Historische Überlieferung: von der gleichapostolischen Helena bis zum Patriarchen Makarios
Laut Vertretern der OKU wurde das Kreuz unseres Herrn, das in der Nähe des Golgotha vergraben lag, nach seiner Auffindung „mit großer Ehrfurcht gewaschen“. Genauso zu Ehren dieses Ritus wird während der Erhöhungszereonie bis heute ein symbolisches Waschen des Kreuzes vollzogen. Als die Zahl der Pilger, die aus der Stadt und den umliegenden Gebieten zum Golgotha strömten, um das lebensspendende Holz anzubeten, wuchs, begann Patriarch Makarios das Kreuz hoch über dem Volk zu erheben und damit in die vier Himmelsrichtungen zu segnen, während alle in Gebet niederknieten und „Herr, erbarme dich!“ riefen.

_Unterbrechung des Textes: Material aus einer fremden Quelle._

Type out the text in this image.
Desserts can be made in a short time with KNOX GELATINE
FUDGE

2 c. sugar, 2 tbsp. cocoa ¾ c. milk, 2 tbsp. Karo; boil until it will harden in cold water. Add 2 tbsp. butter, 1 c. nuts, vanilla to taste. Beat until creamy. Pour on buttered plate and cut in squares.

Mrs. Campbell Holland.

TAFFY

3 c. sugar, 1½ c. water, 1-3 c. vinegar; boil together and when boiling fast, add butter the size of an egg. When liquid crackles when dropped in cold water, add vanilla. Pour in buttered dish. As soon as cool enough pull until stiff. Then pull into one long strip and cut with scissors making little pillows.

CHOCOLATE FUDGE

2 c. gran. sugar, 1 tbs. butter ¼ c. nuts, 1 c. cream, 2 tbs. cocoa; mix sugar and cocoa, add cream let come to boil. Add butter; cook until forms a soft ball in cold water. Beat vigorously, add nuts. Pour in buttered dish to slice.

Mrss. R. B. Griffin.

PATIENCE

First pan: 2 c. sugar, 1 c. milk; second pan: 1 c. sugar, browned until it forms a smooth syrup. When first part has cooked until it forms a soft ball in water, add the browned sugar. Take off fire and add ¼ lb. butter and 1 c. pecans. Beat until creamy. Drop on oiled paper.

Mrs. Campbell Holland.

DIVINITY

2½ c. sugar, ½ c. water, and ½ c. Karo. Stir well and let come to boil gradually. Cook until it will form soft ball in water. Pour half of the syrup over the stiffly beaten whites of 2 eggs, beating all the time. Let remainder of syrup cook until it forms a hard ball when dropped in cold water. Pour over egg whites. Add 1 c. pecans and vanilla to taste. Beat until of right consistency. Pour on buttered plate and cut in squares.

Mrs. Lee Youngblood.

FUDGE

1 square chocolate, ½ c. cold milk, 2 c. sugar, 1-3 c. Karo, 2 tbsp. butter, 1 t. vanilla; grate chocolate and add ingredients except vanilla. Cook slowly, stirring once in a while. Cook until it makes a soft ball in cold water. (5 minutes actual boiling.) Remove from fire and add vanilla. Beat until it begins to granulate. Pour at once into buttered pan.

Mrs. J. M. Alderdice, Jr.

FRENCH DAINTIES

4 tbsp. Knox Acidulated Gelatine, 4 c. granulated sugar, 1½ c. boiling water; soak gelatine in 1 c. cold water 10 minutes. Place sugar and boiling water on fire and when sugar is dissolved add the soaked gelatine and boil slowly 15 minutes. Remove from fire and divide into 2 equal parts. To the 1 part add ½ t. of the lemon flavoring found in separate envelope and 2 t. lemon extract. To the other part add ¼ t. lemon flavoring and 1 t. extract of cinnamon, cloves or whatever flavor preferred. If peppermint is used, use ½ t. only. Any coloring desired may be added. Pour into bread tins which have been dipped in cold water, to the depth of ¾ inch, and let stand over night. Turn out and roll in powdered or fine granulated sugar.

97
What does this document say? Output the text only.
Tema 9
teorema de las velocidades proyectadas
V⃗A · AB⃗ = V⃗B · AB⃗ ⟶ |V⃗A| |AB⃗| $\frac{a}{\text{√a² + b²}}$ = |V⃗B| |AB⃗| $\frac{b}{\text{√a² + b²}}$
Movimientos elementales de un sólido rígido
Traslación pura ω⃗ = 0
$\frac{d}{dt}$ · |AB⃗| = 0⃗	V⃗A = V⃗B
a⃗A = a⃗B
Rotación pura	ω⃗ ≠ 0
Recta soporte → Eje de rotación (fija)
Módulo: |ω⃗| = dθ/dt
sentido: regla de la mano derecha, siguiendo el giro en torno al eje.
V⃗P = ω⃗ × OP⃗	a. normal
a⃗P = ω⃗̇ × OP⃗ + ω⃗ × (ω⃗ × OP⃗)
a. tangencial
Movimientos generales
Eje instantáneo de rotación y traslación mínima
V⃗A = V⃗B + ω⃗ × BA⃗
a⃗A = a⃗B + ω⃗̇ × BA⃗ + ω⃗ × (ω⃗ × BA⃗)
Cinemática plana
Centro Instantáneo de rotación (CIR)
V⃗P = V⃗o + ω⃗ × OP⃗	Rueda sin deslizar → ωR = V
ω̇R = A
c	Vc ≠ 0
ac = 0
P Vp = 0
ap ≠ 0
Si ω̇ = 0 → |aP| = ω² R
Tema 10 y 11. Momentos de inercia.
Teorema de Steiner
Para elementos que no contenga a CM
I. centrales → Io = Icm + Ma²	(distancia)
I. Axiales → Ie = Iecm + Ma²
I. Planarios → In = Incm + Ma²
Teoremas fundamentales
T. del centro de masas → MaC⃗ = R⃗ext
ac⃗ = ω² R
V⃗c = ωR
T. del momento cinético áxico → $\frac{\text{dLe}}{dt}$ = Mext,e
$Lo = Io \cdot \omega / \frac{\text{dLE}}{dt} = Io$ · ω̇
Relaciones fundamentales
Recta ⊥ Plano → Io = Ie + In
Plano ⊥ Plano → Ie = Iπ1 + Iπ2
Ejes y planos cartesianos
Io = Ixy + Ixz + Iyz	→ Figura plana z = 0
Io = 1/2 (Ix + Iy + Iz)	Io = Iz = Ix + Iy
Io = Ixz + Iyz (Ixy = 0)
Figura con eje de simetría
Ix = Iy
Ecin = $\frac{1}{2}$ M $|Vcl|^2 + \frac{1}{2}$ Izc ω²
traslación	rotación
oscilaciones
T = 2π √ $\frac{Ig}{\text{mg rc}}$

Das Wunder am Golgotha und die Auferstehungskirche Christi
Die OKU erinnerte auch an das wundersame Ereignis, das mit der Auffindung des Kreuzes verbunden ist. Als die Menschen mehrere vergrabene Kreuze fanden, wussten sie nicht, welches genau Jesus Christus gehörte. In der Nähe der Grabungsstätte zog zu diesem Zeitpunkt eine Trauerprozession vorbei. „Die Überlieferung bezeugt, dass in dem Moment, als Patriarch Makarios den Verstorbenen mit dem Kreuz unseres Erlösers berührte, der Tote wieder zum Leben erwachte, aufstand und auf eigenen Beinen nach Hause ging“, berichtete die OKU. Später wurde an der Stelle der Auffindung des Kreuzes die Auferstehungskirche Christi errichtet, die am 13. September 335 geweiht wurde. „Bis heute strömen zahlreiche Pilger aus der ganzen Welt dorthin“, fügte die Kirche hinzu.
Göttliche Liturgie in der Heilig-Michael-Kathedrale und Online-Übertragung
Am Festtag wird die Göttliche Liturgie in der Heilig-Michael-Golden-Kuppel-Kathedrale auf dem Gelände des gleichnamigen Klosters in Kiew zelebriert. Auf den Fotos vom Gottesdienst sind Geistliche in roten liturgischen Gewändern und mit Mützen vor dem Hintergrund eines vergoldeten Ikonostases mit Ikonen der Gottesmutter und der Heiligen zu sehen. Diejenigen Gläubigen, die nicht persönlich in der Kirche anwesend sein können, können der Liturgie auf Distanz folgen – über die Online-Übertragung, die die OKU organisiert.
Geistige Bedeutung des Fests: sein eigenes Kreuz tragen
Die OKU erklärte, dass das Kreuz unseres Herrn nicht nur das historische Holz ist, an dem der Erlöser gekreuzigt wurde. Das Bild des Kreuzes, das mit Blumen geschmückt in der Mitte der Kirchen liegt, und jedes Kreuz, das in den Kirchen der ganzen Welt zur Verehrung aufgestellt ist, trägt in sich geistige Kraft. „Deshalb verehren die Gläubigen dieses Bild, beugen sich vor ihm und ehren es – um durch die vom Kreuz unseres Herrn geschenkte Kraft fähig zu sein, auch ihr eigenes Kreuz würdig zu tragen, wie es der Erlöser hinterlassen hat“, betonte die OKU. Die Kirche ruft die Gläubigen auf, „geduldig, mit unerschütterlicher Hoffnung auf Gott, alle Prüfungen zu ertragen, die auf unserem Lebensweg geschehen“. Zum Abschluss ihres Appells wünschte die OKU den Ukrainern: „Mögen das Bild und das Zeichen des Kreuzes unseres Herrn uns immer eine Erinnerung, eine Hilfe, ein Trost und ein Schutz durch den Glauben an den Sohn Gottes sein, der am Kreuz für uns starb – und auferstand als Sieger über das Böse“.